Over 15 million trees have been planted in Uganda in three years, as part of an unlikely partnership with newborn babies in a country over 9,000 kilometres away.
The Size of Wales project, Wales’ leading climate charity that bring people in Wales and beyond together to help protect four million hectares of tropical forests, extended its efforts to Mbale, a hilly, heavily deforested area of Eastern Uganda that was once rich in biodiversity. This development is now known as the charity’s Plant! scheme.
Every time a new child arrives in Wales, two trees are now planted - one at home and one in Mbale.
Each baby receives a certificate made of recycled paper as proof of this incredible environmental feat. This has resulted in 15 million trees being planted in Uganda in just three years, combatting a tumultuous history of deforestation in the Sub-Saharan country.
In Wales, the Office of National Statistics (ONS) keeps track of new births and adoptions in order to ensure the charity’s targets are accurate. Children are sent a letter and a certificate welcoming them to visit the site of the woodlands where their tree was planted.

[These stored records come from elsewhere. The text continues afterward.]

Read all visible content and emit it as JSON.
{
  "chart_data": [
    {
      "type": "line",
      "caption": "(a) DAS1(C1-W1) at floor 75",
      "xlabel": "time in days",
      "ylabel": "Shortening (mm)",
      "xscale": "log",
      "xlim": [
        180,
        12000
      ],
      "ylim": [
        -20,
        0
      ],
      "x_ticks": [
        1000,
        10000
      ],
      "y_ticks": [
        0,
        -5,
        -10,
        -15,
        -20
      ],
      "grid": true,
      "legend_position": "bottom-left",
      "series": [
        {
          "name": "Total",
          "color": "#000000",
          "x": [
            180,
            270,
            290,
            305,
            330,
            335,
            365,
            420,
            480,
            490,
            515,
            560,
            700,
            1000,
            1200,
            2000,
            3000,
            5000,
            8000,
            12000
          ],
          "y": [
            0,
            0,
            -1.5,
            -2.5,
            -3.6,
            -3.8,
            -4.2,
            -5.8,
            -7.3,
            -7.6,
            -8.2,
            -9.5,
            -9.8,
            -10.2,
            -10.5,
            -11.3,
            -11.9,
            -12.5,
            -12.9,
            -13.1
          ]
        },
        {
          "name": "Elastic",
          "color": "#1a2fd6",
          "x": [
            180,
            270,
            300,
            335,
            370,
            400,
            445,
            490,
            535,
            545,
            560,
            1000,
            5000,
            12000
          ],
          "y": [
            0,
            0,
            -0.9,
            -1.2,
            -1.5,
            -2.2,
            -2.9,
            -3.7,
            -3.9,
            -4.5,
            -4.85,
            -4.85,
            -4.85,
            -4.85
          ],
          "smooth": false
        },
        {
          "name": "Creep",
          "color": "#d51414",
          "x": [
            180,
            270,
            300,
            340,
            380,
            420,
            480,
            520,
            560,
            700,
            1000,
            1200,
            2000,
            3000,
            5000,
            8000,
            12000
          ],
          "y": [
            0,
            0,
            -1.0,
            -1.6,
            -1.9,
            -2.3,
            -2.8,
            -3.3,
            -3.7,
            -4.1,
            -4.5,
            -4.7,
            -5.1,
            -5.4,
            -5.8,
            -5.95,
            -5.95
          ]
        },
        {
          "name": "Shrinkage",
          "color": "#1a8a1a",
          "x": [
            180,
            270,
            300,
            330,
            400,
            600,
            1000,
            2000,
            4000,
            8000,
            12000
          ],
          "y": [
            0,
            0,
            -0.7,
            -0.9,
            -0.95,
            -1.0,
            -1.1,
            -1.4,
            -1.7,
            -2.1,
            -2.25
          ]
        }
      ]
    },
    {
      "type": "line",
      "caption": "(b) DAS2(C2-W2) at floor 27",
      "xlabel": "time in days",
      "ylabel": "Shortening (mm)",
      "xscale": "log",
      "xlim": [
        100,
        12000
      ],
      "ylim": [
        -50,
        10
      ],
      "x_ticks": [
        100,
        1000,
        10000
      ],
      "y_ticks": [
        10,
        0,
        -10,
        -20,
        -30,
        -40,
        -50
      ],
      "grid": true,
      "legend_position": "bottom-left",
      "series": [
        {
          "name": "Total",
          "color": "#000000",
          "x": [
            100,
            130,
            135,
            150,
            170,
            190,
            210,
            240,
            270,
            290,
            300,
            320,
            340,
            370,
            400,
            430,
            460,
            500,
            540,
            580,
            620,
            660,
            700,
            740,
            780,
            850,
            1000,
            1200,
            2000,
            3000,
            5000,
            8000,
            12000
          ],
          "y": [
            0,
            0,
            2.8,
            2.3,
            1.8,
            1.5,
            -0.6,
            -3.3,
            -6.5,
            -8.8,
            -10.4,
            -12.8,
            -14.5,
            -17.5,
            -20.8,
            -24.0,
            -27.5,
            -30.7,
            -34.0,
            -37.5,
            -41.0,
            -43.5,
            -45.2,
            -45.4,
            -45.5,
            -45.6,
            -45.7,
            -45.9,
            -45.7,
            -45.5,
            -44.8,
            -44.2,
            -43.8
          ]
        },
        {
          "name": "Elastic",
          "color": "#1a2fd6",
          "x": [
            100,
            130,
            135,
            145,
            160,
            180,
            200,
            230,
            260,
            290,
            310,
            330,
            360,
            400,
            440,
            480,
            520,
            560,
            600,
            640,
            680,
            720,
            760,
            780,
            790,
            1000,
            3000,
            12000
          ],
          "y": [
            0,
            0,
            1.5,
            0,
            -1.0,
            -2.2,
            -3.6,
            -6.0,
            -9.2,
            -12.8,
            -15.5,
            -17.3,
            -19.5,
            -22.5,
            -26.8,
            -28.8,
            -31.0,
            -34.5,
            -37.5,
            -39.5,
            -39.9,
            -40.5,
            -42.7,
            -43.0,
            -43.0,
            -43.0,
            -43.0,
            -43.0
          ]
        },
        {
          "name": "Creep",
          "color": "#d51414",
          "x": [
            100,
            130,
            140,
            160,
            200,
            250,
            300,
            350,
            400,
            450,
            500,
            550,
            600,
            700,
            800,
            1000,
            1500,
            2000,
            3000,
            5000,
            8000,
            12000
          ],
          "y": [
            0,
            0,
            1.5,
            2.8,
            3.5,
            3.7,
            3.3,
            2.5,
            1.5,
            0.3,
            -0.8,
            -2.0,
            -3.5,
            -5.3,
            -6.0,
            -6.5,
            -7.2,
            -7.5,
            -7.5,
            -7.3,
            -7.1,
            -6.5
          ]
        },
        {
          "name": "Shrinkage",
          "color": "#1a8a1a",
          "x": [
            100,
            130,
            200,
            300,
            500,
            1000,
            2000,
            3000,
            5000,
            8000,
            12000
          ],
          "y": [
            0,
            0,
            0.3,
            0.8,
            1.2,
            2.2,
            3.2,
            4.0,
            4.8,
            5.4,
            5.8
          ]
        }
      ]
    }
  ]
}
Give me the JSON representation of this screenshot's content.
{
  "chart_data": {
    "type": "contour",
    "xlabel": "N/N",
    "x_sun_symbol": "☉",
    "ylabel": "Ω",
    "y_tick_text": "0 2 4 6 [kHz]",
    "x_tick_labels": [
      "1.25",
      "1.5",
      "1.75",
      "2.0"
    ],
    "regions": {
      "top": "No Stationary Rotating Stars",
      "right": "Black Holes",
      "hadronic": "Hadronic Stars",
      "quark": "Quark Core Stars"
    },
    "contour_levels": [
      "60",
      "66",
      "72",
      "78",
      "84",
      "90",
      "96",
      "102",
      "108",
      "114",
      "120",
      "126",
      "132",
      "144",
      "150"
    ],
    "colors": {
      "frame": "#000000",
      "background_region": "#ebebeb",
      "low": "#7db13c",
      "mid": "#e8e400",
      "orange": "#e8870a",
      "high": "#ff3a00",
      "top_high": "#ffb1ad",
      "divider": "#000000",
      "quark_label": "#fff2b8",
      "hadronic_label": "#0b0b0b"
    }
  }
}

In Uganda, free tree seedlings are distributed to local people to be planted on community land. The charity also provides materials such as fuel efficient stoves, and advice and support for other nature-focused livelihoods, like bee-keeping.
Over 16,000 families across 10 villages in Mbale are now better off from this partnership.
On top of the tree per baby that they’re planting in Uganda, Size of Wales is planting more (an estimated of 3M/year) to support the reforestation of the area and increase community resilience to the impacts of climate change.
With 15 million trees successfully planted, the scheme intends to continue planting trees in Uganda at a rate of three million a year in order to aid community resilience in the face of environmental challenges.